She’s been diagnosed with four types of mental illnesses and nine autoimmune diseases, she said. At the height of her sickness, she was ingesting 15 pills a day and watching her body break down as a consequence.

"It took me years to figure out what to take, what to medicate with, and when to do it in order to drop certain medications," Armenta said. She realized that it no longer made sense to watch others, "especially people of color who don't have those resources," endure the same pain.

At a recent event at Totem Yoga, 3201 North 16th Street in Phoenix, one of the places where the club meets, Armenta expressed gratitude to some of the members.

"A year ago, when I started my platform, it was through loneliness and fear,” she told the group. “I decided I had to make myself vulnerable if I wanted to share what I learned with everyone."

It was her late grandmother, Nana Amalia, who both figuratively and literally planted the seed Armenta is now harvesting. In a small town in Sonora, Mexico, her abuela used the cannabis plants she grew to make tinctures and oils. Armenta lived there with her family until she was 5, when they immigrated to the United States, leaving her beloved nana behind.

Following her diagnoses, one of her doctors told Armenta that she was a great candidate for medical marijuana. She became a patient and began self-medicating with cannabis while learning everything she could about its healing qualities. In a year's time, she was down to just three prescriptions.

Armenta remembers her grandmother's wisdom and hopes to pass on what she has learned without the associated stigma that envelops cannabis use in communities of color.

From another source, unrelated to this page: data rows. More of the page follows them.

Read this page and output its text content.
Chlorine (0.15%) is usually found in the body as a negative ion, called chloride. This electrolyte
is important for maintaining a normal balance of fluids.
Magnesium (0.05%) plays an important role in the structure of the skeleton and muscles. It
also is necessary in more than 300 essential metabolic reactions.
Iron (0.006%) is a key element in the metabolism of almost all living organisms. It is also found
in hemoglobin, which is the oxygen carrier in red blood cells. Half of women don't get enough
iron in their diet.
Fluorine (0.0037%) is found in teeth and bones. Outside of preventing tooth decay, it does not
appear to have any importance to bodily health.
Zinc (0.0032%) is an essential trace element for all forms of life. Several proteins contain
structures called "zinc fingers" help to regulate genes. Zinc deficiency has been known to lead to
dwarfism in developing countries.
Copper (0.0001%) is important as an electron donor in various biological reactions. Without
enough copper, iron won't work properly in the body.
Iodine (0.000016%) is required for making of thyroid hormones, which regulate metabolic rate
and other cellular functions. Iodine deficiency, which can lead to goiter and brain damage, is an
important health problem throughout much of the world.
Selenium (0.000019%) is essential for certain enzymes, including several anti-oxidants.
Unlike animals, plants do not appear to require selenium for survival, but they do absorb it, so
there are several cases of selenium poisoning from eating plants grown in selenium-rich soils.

CSGC’s blog covers topics ranging from the best-sedating strains before medical procedures to how to speak with a partner about an illness.

“People often ask me how I deal with unsupportive family members, and the truth is, it’s not easy,” she wrote on the blog earlier this year. “When we get negative responses from unsupportive loved ones, we often try to educate them on the spot, time and time again. We try our hardest to help them understand our choice to medicate naturally.”